= Essedarius =

Type of Ancient Roman gladiator

An essedarius was a type of gladiator in Ancient Rome who fought from a chariot. The word was used in Caesar's Gallic Wars to describe British charioteers, who were driven over the battlefield, throwing spears at the enemy, then dismounted to fight or launched themselves along the chariot yoke. There are few references to them in the literature. In Petronius' Satyricon, one fights to the accompaniment of a water-organ. Seneca remarks on the difficulty of recognising a dismounted essedarius; this has been taken to imply that their fighting from chariots was their most distinctive feature. Some, most, or all essedarii had drivers, and some chariot fighters may have been citizens; Suetonius describes Caligula's annoyance at tripping and falling, distracted by the applause of the crowd when a successful essedarius freed the slave who had driven him.
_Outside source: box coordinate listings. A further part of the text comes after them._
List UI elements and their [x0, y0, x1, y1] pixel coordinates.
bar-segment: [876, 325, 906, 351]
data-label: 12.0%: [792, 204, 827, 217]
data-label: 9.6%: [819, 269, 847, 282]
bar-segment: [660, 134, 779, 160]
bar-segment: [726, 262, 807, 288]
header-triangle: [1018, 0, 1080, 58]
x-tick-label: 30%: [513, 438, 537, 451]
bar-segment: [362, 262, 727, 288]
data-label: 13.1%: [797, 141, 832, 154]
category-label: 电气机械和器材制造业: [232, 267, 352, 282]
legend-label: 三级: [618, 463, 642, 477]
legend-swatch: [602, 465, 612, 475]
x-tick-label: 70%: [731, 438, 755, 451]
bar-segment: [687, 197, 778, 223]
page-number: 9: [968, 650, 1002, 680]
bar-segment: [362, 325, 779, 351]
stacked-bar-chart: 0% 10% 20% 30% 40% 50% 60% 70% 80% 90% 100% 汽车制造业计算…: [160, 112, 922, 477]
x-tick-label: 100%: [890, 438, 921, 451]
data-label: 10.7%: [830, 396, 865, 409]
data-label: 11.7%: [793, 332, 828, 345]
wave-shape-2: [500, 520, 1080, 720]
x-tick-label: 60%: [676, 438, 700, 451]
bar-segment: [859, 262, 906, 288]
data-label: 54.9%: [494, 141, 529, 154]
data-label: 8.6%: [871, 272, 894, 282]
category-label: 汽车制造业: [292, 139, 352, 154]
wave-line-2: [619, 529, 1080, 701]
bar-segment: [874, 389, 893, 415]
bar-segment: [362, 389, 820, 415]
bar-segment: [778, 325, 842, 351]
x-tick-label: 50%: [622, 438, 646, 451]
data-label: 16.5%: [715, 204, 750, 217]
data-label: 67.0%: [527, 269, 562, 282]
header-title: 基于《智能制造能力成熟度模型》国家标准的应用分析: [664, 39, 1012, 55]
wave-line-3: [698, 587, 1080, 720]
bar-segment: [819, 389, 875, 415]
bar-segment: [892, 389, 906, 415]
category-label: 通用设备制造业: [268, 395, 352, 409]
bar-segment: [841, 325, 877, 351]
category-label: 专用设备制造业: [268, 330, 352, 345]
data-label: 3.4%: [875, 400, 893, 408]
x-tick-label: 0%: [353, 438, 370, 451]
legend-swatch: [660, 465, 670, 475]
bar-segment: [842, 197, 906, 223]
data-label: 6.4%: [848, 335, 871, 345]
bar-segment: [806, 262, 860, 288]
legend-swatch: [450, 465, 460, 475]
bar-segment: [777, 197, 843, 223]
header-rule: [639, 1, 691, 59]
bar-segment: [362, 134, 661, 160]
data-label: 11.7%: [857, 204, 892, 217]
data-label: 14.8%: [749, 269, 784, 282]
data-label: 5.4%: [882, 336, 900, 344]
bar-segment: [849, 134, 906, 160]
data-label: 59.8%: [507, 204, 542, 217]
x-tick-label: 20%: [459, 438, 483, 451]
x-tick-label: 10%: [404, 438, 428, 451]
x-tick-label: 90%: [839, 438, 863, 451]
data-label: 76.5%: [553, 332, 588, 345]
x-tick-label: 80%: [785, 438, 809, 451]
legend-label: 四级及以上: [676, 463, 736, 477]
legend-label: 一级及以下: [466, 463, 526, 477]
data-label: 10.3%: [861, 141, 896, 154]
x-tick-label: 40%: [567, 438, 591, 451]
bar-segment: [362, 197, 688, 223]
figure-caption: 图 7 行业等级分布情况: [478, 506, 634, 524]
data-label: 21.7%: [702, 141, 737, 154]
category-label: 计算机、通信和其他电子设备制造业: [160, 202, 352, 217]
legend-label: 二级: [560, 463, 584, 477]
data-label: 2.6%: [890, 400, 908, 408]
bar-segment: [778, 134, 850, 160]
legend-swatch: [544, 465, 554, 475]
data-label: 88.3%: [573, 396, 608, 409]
If the reported armaments and skills of the British charioteers in the Gallic Wars are a guide to the gladiator type, then essedarii normally fought with a spear and sword, with a small shield for defense. They might also have worn a manica for arm protection. Like any other gladiator, a successful essedarius could buy their freedom - or have it bought for them. Beryllus of Nemausis, in Gaul, was freed after his twentieth match, in the early 1st century AD, with money from his wife (CIL 12.3323). She was probably a freedwoman.